Putting aside the unusual things that you may notice upon close inspection, which as you now know are all pretty minor really, what is left are the things that could easily be overlooked, or are hiding where the eyes can't see. Perhaps surprisingly, it is actually the overlooked and hidden that tend to be much more significant - Even though some are still superficial, they can be emotionally challenging for some cancer survivors. Having had a number of treatments, I have gradually acquired several such things:

  • Hearing Difficulties - One of the chemotherapy drugs that I had during my second-line treatment, namely Cisplatin, damaged my hearing in a couple of ways. The damage consists of Tinnitus (a constant ringing sound) and loss of high frequencies; It is worse in my left ear. Whilst I don't notice it most of the time, as my idea of normal has gradually changed, I do struggle to pick-out voices in busier/noisier environments; Background noises, such as fans humming or numerous distant conversations, have a tendency to drowned-out nearby voices, especially women's voices.

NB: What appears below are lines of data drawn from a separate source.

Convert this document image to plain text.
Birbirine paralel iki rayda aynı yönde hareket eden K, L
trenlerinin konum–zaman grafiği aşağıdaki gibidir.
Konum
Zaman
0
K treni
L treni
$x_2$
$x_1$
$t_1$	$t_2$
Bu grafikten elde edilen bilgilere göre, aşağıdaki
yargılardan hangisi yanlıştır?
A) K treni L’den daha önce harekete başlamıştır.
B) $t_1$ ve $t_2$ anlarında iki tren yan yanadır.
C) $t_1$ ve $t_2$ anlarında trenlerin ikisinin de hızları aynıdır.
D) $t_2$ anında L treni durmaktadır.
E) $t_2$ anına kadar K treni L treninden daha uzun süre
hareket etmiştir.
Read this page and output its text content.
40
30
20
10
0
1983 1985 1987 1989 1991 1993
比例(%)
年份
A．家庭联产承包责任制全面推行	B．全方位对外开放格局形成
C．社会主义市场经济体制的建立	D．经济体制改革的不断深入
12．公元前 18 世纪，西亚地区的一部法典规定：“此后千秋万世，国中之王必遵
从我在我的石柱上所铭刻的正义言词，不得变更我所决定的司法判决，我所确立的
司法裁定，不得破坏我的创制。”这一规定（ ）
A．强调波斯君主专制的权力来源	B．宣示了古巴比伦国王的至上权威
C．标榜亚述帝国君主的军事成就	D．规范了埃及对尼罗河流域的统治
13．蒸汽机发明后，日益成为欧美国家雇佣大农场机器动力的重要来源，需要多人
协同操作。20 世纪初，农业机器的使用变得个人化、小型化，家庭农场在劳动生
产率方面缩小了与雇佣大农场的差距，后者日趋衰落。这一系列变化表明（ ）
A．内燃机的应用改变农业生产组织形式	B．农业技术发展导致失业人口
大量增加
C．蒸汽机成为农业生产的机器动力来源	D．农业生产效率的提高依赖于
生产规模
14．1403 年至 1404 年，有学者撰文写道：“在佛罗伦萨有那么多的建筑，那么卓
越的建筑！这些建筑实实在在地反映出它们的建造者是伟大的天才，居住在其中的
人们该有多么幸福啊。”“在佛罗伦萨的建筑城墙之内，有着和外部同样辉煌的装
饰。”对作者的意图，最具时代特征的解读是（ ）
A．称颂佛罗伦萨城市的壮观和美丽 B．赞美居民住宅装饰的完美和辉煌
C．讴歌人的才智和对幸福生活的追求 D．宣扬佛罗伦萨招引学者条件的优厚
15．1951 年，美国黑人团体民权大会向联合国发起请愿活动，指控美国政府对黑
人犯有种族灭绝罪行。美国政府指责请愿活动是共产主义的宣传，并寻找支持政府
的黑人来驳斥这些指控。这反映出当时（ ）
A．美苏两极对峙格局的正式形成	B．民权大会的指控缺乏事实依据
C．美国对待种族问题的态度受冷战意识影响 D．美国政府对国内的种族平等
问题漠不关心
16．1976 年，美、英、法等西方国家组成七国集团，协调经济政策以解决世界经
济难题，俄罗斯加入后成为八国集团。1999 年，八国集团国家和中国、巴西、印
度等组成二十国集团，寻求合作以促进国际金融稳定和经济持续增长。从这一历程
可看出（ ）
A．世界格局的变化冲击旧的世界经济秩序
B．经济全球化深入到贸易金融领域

  • Hair Loss - A number of the treatments have caused my hair to fall out, and whilst in the early days it eventually grew back, it is a lot thinner these days, hence being bald (or having really short hair) is about the only style that I can manage now, without giving away that something isn't quite right. Fortunately, I'm used to having short hair, so it doesn't bother me. In fact, I actually wish that it wouldn't grow at all, as it would be easier that way.

  • Scar Tissue - Despite the cancerous masses shrinking substantially as a result of the treatments I've had, there is still a significant amount of scar tissue left behind; It's similar to how if you inflate a balloon, and then let all of the air out, the balloon doesn't go back to its original size and shape. This doesn't pose a problem for myself, in that I can't tell that it's there, but it does complicate the interpretation of any medical imaging, as it can be hard to differentiate innocuous scar tissue from cancerous masses.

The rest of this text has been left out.